Zum musikalischen und (sub-)kulturellen Phänomen HipHop


Dossier / Travail, 2003

24 Pages, Note: 2,0


Extrait


Inhaltsverzeichnis

1. Einleitung
1.1 Zielsetzung
1.2 Hip-Hop, das Ghetto und weite Hosen
1.3 Begriffsdefinitionen

2. Musikalische Merkmale

3. Gesellschaftliche und musikalische Ursprünge
3.1 Die Ahnen des Rap
3.2 Die Anfänge des Hip-Hop
3.3 Die ersten Hip-Hop Hits
3.4 Hip-Hop wird Pop
3.5 Der Einfluss der „Weißen“ auf Hip-Hop
3.6 Von der alten zur neuen Schule
3.7 Gangsta-Rap
3.8 Back to the roots

4. Soziokulturelle Hintergründe des Hip-Hop

5. Literatur

"Hip-Hop! Da gibt es meh­rere Ausdrucksmöglichkei­ten, rappen, samplen, ska­ten, sprayen, breaken, MC-ing, DJ-ing."[1]

Hip hop is an Afro-diaspo­ric cultural form which at­tempts to negotiate the ex­periences of marginaliza­tion, brutally truncates op­portunity and oppression within the cultural impera­tives of African-American and Caribbean history, identity and community.[2]

1. Einleitung

1.1 Zielsetzung

Es war das Ziel aufbauend auf einer Literaturrecherche einen kurzen, aber doch grundsätzlichen Überblick über das kulturelle Phänomen HipHop zu erhal­ten. Dabei sollten nicht nur die musikalischen Ursprünge und Verflechtungen mit anderen Musikstilen, sondern auch die gesellschaftlichen Bezüge aufgezeigt werden.
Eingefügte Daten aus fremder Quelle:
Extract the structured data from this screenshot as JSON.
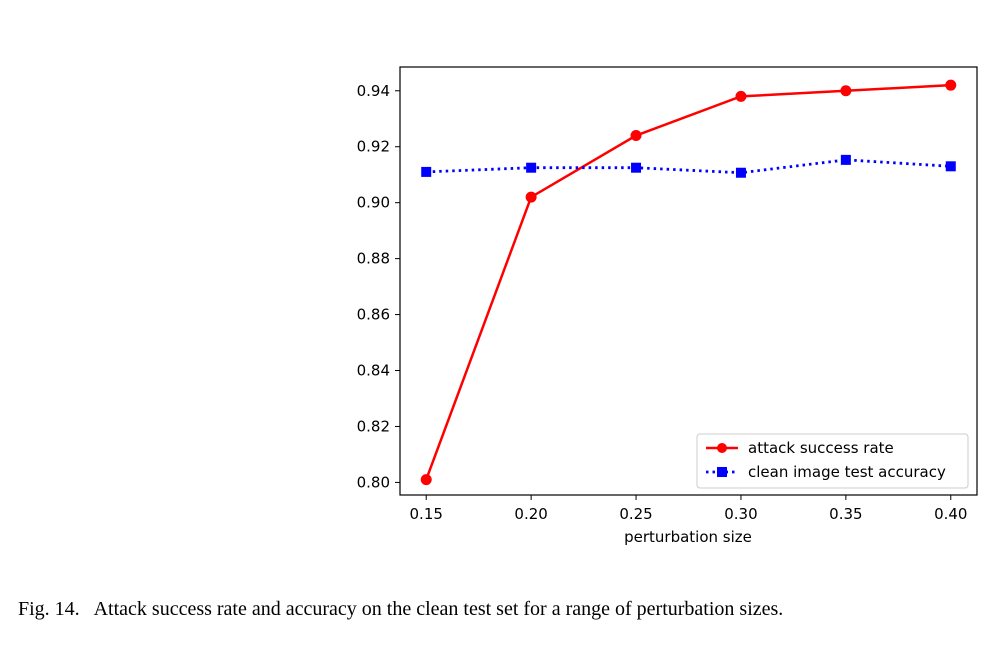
{
  "chart_data": {
    "type": "line",
    "x": [
      0.15,
      0.2,
      0.25,
      0.3,
      0.35,
      0.4
    ],
    "x_ticks": [
      "0.15",
      "0.20",
      "0.25",
      "0.30",
      "0.35",
      "0.40"
    ],
    "y_ticks": [
      "0.80",
      "0.82",
      "0.84",
      "0.86",
      "0.88",
      "0.90",
      "0.92",
      "0.94"
    ],
    "xlim": [
      0.1375,
      0.4125
    ],
    "ylim": [
      0.7955,
      0.9485
    ],
    "xlabel": "perturbation size",
    "ylabel": "",
    "grid": false,
    "legend_position": "bottom-right",
    "series": [
      {
        "name": "attack success rate",
        "values": [
          0.801,
          0.902,
          0.924,
          0.938,
          0.94,
          0.942
        ],
        "color": "#ff0000",
        "line_style": "solid",
        "marker": "circle"
      },
      {
        "name": "clean image test accuracy",
        "values": [
          0.911,
          0.9125,
          0.9125,
          0.9107,
          0.9153,
          0.913
        ],
        "color": "#0000ff",
        "line_style": "dotted",
        "marker": "square"
      }
    ]
  },
  "caption": {
    "label": "Fig. 14.",
    "text": "Attack success rate and accuracy on the clean test set for a range of perturbation sizes."
  }
}
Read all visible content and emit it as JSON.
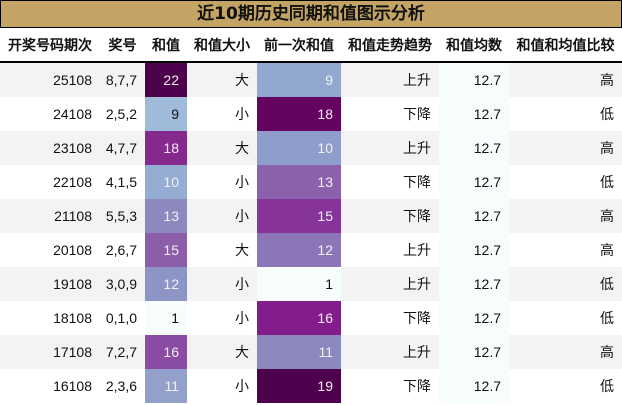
{
  "title": "近10期历史同期和值图示分析",
  "columns": [
    "开奖号码期次",
    "奖号",
    "和值",
    "和值大小",
    "前一次和值",
    "和值走势趋势",
    "和值均数",
    "和值和均值比较"
  ],
  "colors": {
    "title_bg": "#c4a464",
    "row_odd": "#f3f3f3",
    "row_even": "#ffffff",
    "mean_bg": "#f7fcfd",
    "colormap": "BuPu"
  },
  "rows": [
    {
      "period": "25108",
      "numbers": "8,7,7",
      "sum": "22",
      "sum_color": "#4d004b",
      "size": "大",
      "prev_sum": "9",
      "prev_color": "#93a8d0",
      "trend": "上升",
      "mean": "12.7",
      "compare": "高"
    },
    {
      "period": "24108",
      "numbers": "2,5,2",
      "sum": "9",
      "sum_color": "#9fbbd9",
      "size": "小",
      "prev_sum": "18",
      "prev_color": "#650360",
      "trend": "下降",
      "mean": "12.7",
      "compare": "低"
    },
    {
      "period": "23108",
      "numbers": "4,7,7",
      "sum": "18",
      "sum_color": "#85298e",
      "size": "大",
      "prev_sum": "10",
      "prev_color": "#8e9dcb",
      "trend": "上升",
      "mean": "12.7",
      "compare": "高"
    },
    {
      "period": "22108",
      "numbers": "4,1,5",
      "sum": "10",
      "sum_color": "#95add3",
      "size": "小",
      "prev_sum": "13",
      "prev_color": "#8c61ab",
      "trend": "下降",
      "mean": "12.7",
      "compare": "低"
    },
    {
      "period": "21108",
      "numbers": "5,5,3",
      "sum": "13",
      "sum_color": "#8c89bf",
      "size": "小",
      "prev_sum": "15",
      "prev_color": "#86349a",
      "trend": "下降",
      "mean": "12.7",
      "compare": "高"
    },
    {
      "period": "20108",
      "numbers": "2,6,7",
      "sum": "15",
      "sum_color": "#8c5eaa",
      "size": "大",
      "prev_sum": "12",
      "prev_color": "#8c76b7",
      "trend": "上升",
      "mean": "12.7",
      "compare": "高"
    },
    {
      "period": "19108",
      "numbers": "3,0,9",
      "sum": "12",
      "sum_color": "#8c95c6",
      "size": "小",
      "prev_sum": "1",
      "prev_color": "#f7fcfd",
      "trend": "上升",
      "mean": "12.7",
      "compare": "低"
    },
    {
      "period": "18108",
      "numbers": "0,1,0",
      "sum": "1",
      "sum_color": "#f7fcfd",
      "size": "小",
      "prev_sum": "16",
      "prev_color": "#831d8b",
      "trend": "下降",
      "mean": "12.7",
      "compare": "低"
    },
    {
      "period": "17108",
      "numbers": "7,2,7",
      "sum": "16",
      "sum_color": "#8a4ba3",
      "size": "大",
      "prev_sum": "11",
      "prev_color": "#8c89bf",
      "trend": "上升",
      "mean": "12.7",
      "compare": "高"
    },
    {
      "period": "16108",
      "numbers": "2,3,6",
      "sum": "11",
      "sum_color": "#93a0cc",
      "size": "小",
      "prev_sum": "19",
      "prev_color": "#4d004b",
      "trend": "下降",
      "mean": "12.7",
      "compare": "低"
    }
  ]
}
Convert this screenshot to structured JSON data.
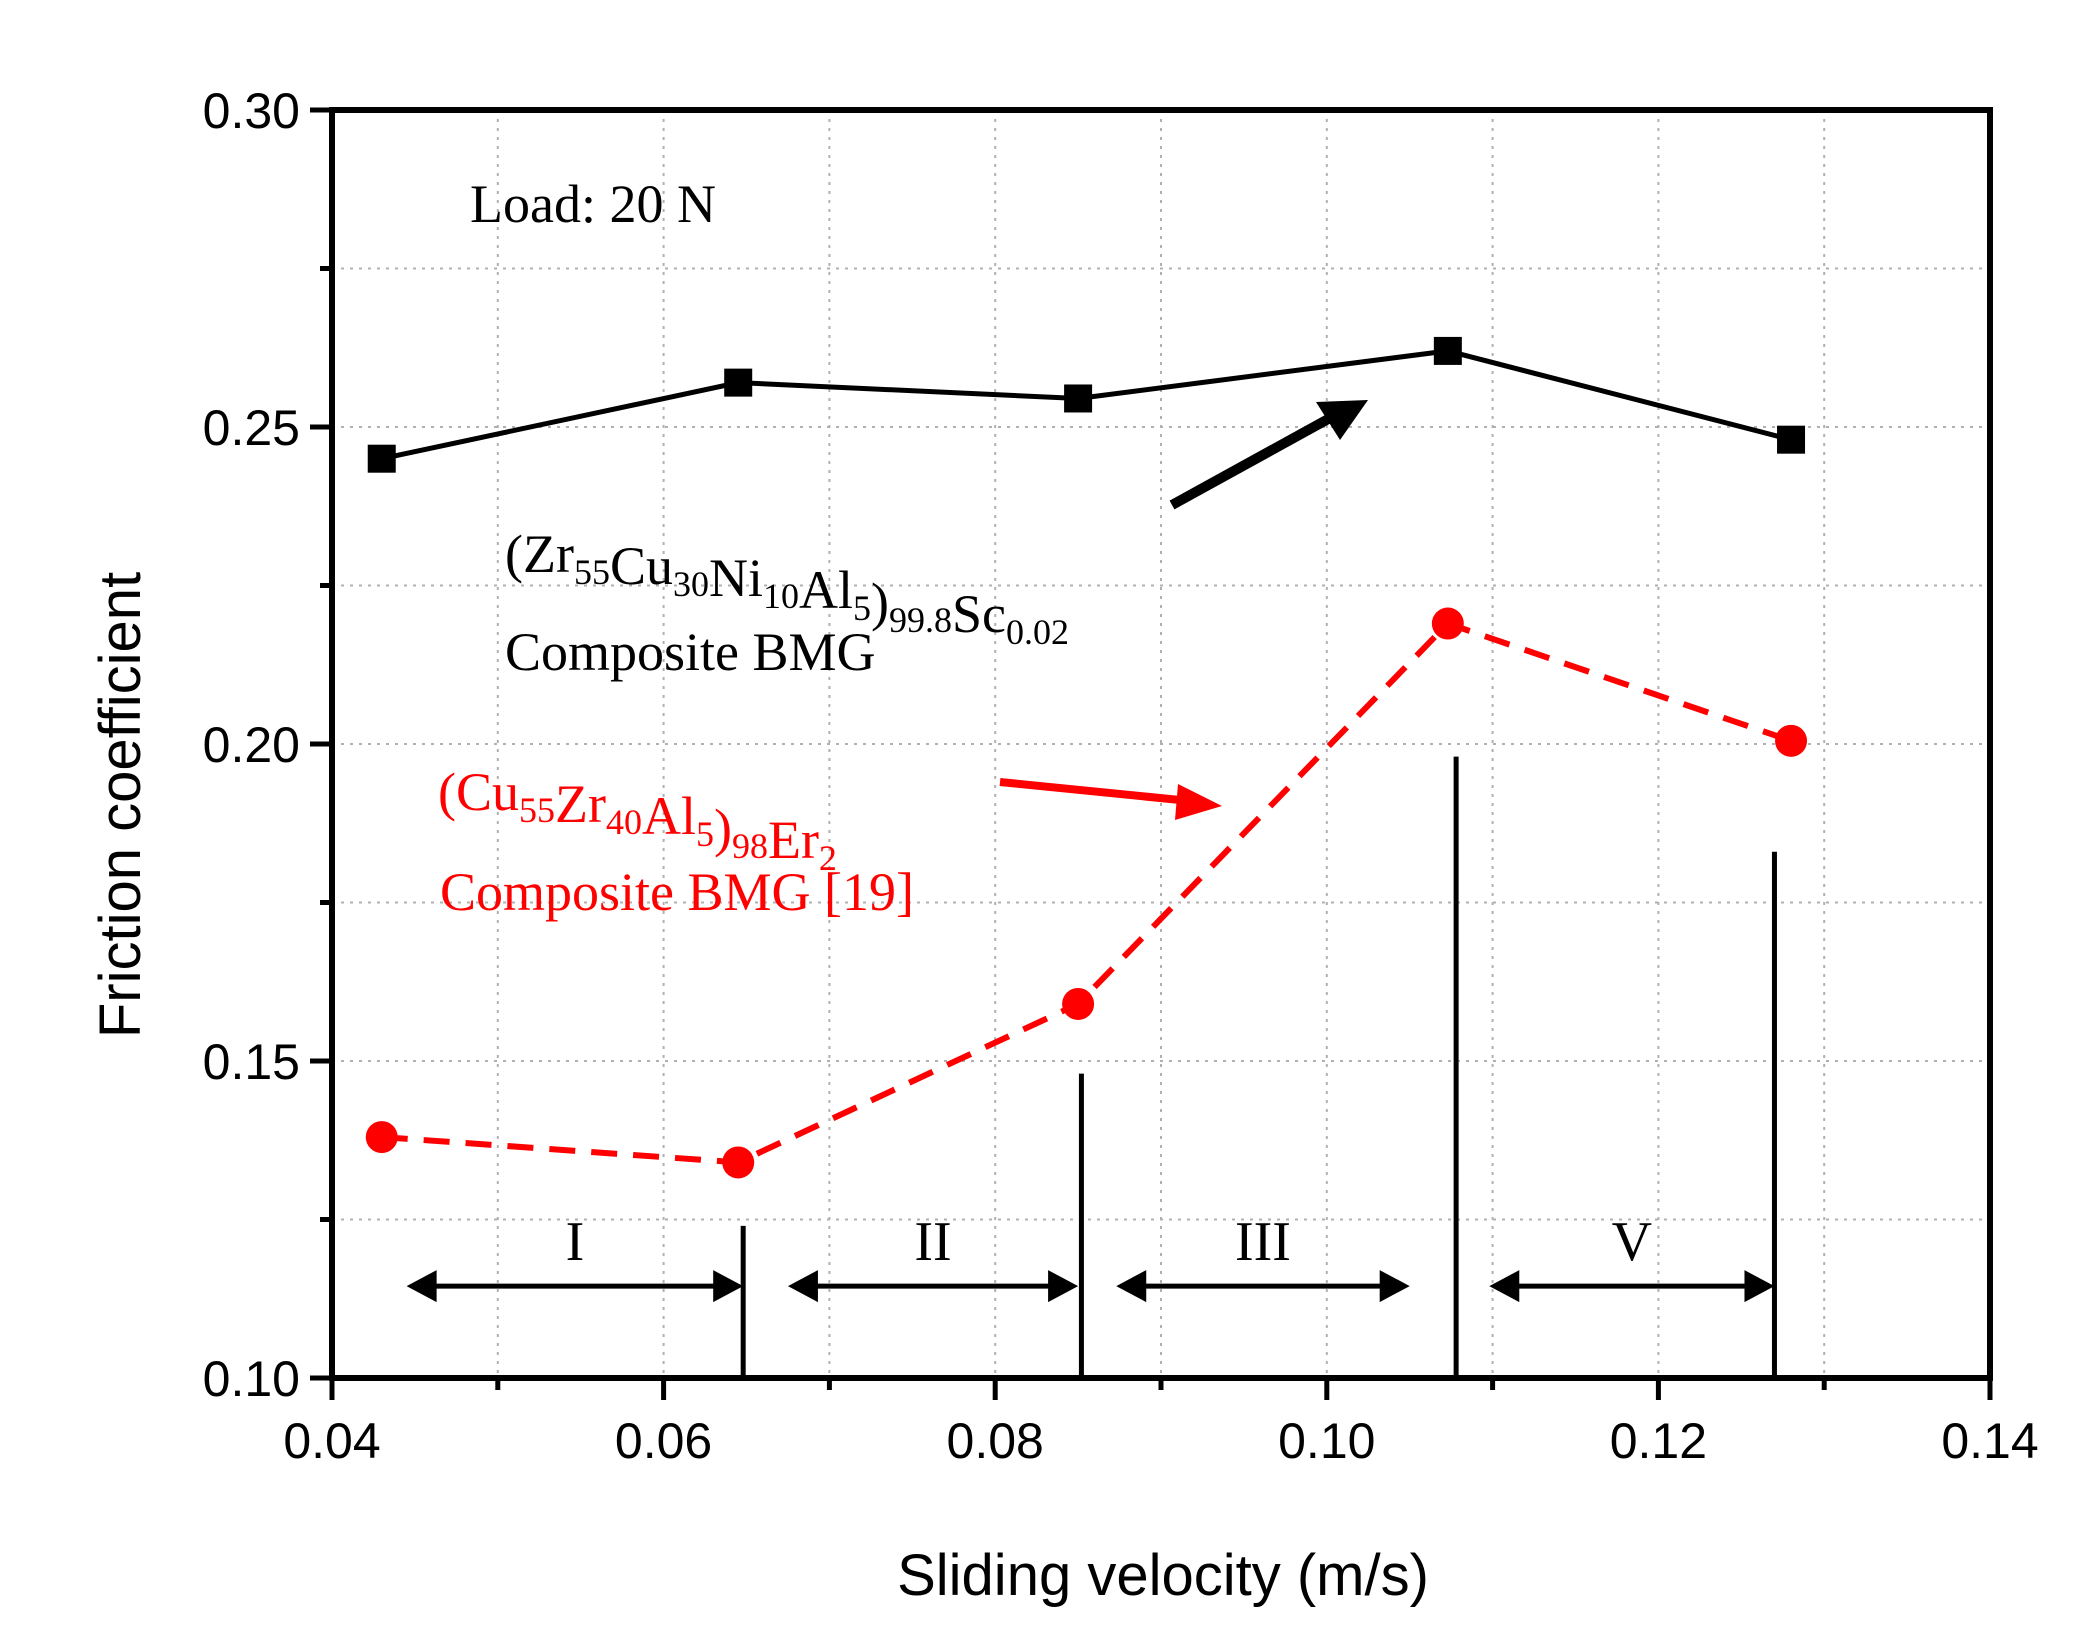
{
  "chart_data": {
    "type": "line",
    "title": "",
    "xlabel": "Sliding velocity (m/s)",
    "ylabel": "Friction coefficient",
    "xlim": [
      0.04,
      0.14
    ],
    "ylim": [
      0.1,
      0.3
    ],
    "x_ticks": [
      "0.04",
      "0.06",
      "0.08",
      "0.10",
      "0.12",
      "0.14"
    ],
    "y_ticks": [
      "0.10",
      "0.15",
      "0.20",
      "0.25",
      "0.30"
    ],
    "grid": "dotted",
    "annotation_load": "Load: 20 N",
    "series": [
      {
        "name": "(Zr55Cu30Ni10Al5)99.8Sc0.02 Composite BMG",
        "color": "#000000",
        "marker": "square",
        "linestyle": "solid",
        "x": [
          0.043,
          0.0645,
          0.085,
          0.1073,
          0.128
        ],
        "y": [
          0.245,
          0.257,
          0.2545,
          0.262,
          0.248
        ]
      },
      {
        "name": "(Cu55Zr40Al5)98Er2 Composite BMG [19]",
        "color": "#ff0000",
        "marker": "circle",
        "linestyle": "dashed",
        "x": [
          0.043,
          0.0645,
          0.085,
          0.1073,
          0.128
        ],
        "y": [
          0.138,
          0.134,
          0.159,
          0.219,
          0.2005
        ]
      }
    ],
    "legend_labels": {
      "black": {
        "formula": [
          {
            "t": "(Zr",
            "sub": false
          },
          {
            "t": "55",
            "sub": true
          },
          {
            "t": "Cu",
            "sub": false
          },
          {
            "t": "30",
            "sub": true
          },
          {
            "t": "Ni",
            "sub": false
          },
          {
            "t": "10",
            "sub": true
          },
          {
            "t": "Al",
            "sub": false
          },
          {
            "t": "5",
            "sub": true
          },
          {
            "t": ")",
            "sub": false
          },
          {
            "t": "99.8",
            "sub": true
          },
          {
            "t": "Sc",
            "sub": false
          },
          {
            "t": "0.02",
            "sub": true
          }
        ],
        "line2": "Composite BMG"
      },
      "red": {
        "formula": [
          {
            "t": "(Cu",
            "sub": false
          },
          {
            "t": "55",
            "sub": true
          },
          {
            "t": "Zr",
            "sub": false
          },
          {
            "t": "40",
            "sub": true
          },
          {
            "t": "Al",
            "sub": false
          },
          {
            "t": "5",
            "sub": true
          },
          {
            "t": ")",
            "sub": false
          },
          {
            "t": "98",
            "sub": true
          },
          {
            "t": "Er",
            "sub": false
          },
          {
            "t": "2",
            "sub": true
          }
        ],
        "line2": "Composite BMG [19]"
      }
    },
    "regions": [
      {
        "label": "I",
        "from": 0.0445,
        "to": 0.0648
      },
      {
        "label": "II",
        "from": 0.0675,
        "to": 0.085
      },
      {
        "label": "III",
        "from": 0.0873,
        "to": 0.105
      },
      {
        "label": "V",
        "from": 0.1098,
        "to": 0.127
      }
    ],
    "dividers": [
      {
        "x": 0.0648,
        "y_top": 0.124
      },
      {
        "x": 0.0852,
        "y_top": 0.148
      },
      {
        "x": 0.1078,
        "y_top": 0.198
      },
      {
        "x": 0.127,
        "y_top": 0.183
      }
    ],
    "region_arrow_y": 0.1145
  }
}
1.2 Hip-Hop, das Ghetto und weite Hosen

Hip-Hop ist ist in unserer heutigen Zeit fast unübersehbar und allgegenwärtig. Die so vielseitige und heutzutage weltweit verbreitete Jugendkultur ist in jeder Stadt hörbar, sichtbar und fühlbar. Besonders der sichtbare Teil - das Writing oder Grafitti- ist aus keiner Stadt und keinem Dorf mehr wegzudenken. Hip-Hop ist eine eigene, neue Art zu denken, zu reden und sich auszudrücken. Aus die­sem Grund wird diese Kultur von vielen missverstanden. Vor allem für manche 'Erwachsene' verkörpert vor allem das musikalische Element des Hip-Hop das durch manche amerikanische Medien suggerierte Bild von Gewalt und Brutalität, von Arbeitslosigkeit bis hin zu Rassismus.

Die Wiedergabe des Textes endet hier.